A bereaved father has revealed the heartbreaking contents of a voice bank left by his terminally ill wife before she died.
Motor Neurone Disease sufferer Helen Catmur, 57, recorded touching messages of love such as “sleep well” to her family after losing the power of speech, but also told one doctor: “I want to die.”
Husband James, 61, says replaying her suffering has made him determined to fight for a law change on assisted dying.
James, who is himself battling incurable Multiple Sclerosis, marks the fifth anniversary of his wife’s death this week.
He said: “Motor Neurone Disease is a horrible way to die – you end up trapped in your own body.

“I had to watch the woman I loved and adored go through hell and that is why I am campaigning now. If the law changed people would be able to decide the moment to go.
“I think that gives you peace.”
James travelled to London last month as a new assisted dying law received its second reading in the House of Lords.

Lawyer Helen, mum to Alasdair, 20, and Iona, 19, lost the power to walk and talk in just 16 months after diagnosis.
She used an app called Predictable to “speak” as synthetic version of her Scottish tones.

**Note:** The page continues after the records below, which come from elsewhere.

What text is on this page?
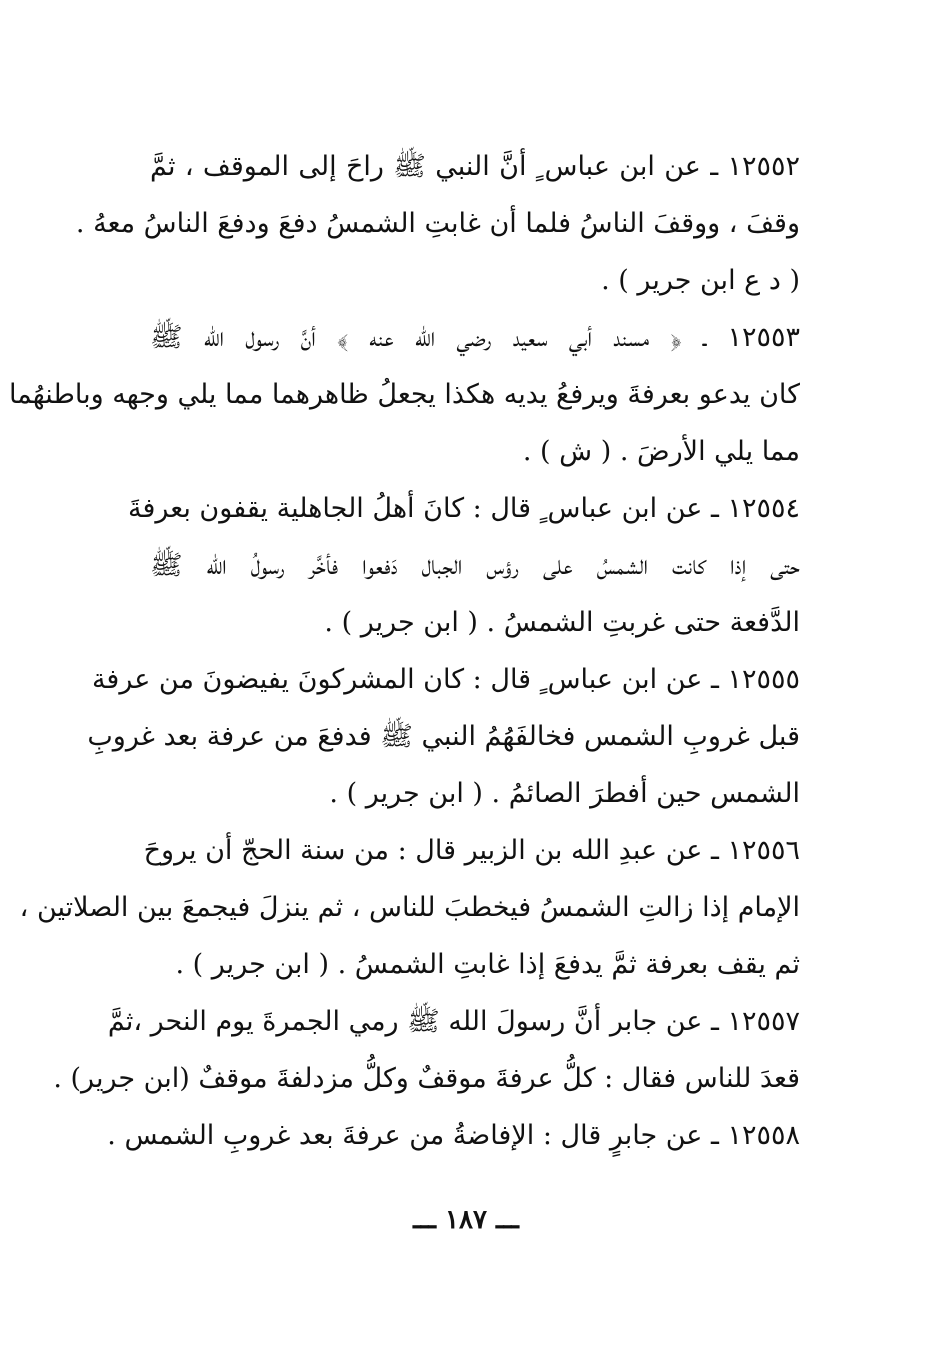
١٢٥٥٢ ـ عن ابن عباس ٍ أنَّ النبي ﷺ راحَ إلى الموقف ، ثمَّ
وقفَ ، ووقفَ الناسُ فلما أن غابتِ الشمسُ دفعَ ودفعَ الناسُ معهُ .
( د ع ابن جرير ) .
١٢٥٥٣ ـ ﴿ مسند أبي سعيد رضي الله عنه ﴾ أنَّ رسول الله ﷺ
كان يدعو بعرفةَ ويرفعُ يديه هكذا يجعلُ ظاهرهما مما يلي وجهه وباطنهُما
مما يلي الأرضَ . ( ش ) .
١٢٥٥٤ ـ عن ابن عباس ٍ قال : كانَ أهلُ الجاهلية يقفون بعرفةَ
حتى إذا كانت الشمسُ على رؤس الجبال دَفعوا فأخَّر رسولُ الله ﷺ
الدَّفعة حتى غربتِ الشمسُ . ( ابن جرير ) .
١٢٥٥٥ ـ عن ابن عباس ٍ قال : كان المشركونَ يفيضونَ من عرفة
قبل غروبِ الشمس فخالفَهُمُ النبي ﷺ فدفعَ من عرفة بعد غروبِ
الشمس حين أفطرَ الصائمُ . ( ابن جرير ) .
١٢٥٥٦ ـ عن عبدِ الله بن الزبير قال : من سنة الحجّ أن يروحَ
الإمام إذا زالتِ الشمسُ فيخطبَ للناس ، ثم ينزلَ فيجمعَ بين الصلاتين ،
ثم يقف بعرفة ثمَّ يدفعَ إذا غابتِ الشمسُ . ( ابن جرير ) .
١٢٥٥٧ ـ عن جابر أنَّ رسولَ الله ﷺ رمي الجمرةَ يوم النحر ،ثمَّ
قعدَ للناس فقال : كلُّ عرفةَ موقفٌ وكلُّ مزدلفةَ موقفٌ (ابن جرير) .
١٢٥٥٨ ـ عن جابرٍ قال : الإفاضةُ من عرفةَ بعد غروبِ الشمس .
ـــ ١٨٧ ـــ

It was only after she died that technical risk consultant James found a way to replay her voice bank on her iPad.
He heard recordings of her asking for help with medical needs including “my catheter is hurting” and day-to-day phrases like “go to bed” and “sleep well”.

But in a conversation at hospital on October 15, 2016, she told a consultant: “I want to die.”
She then went home to Great Gransden, Cambs, and died on November 2.
James plans to travel to Dignitas in Switzerland to die if his symptoms become unbearable.
On Tuesday we reported how poorly Dawn Voice-Cooper, 76, went to another Swiss clinic to die.

James is supporting Dignity in Dying, which campaigns for the terminally ill to be legally allowed to end their lives.
CEO Sarah Wootton said: “Cruel, outdated laws are failing terminally ill people like Helen and James. Compassion should not be a crime, but under the current law, it is.”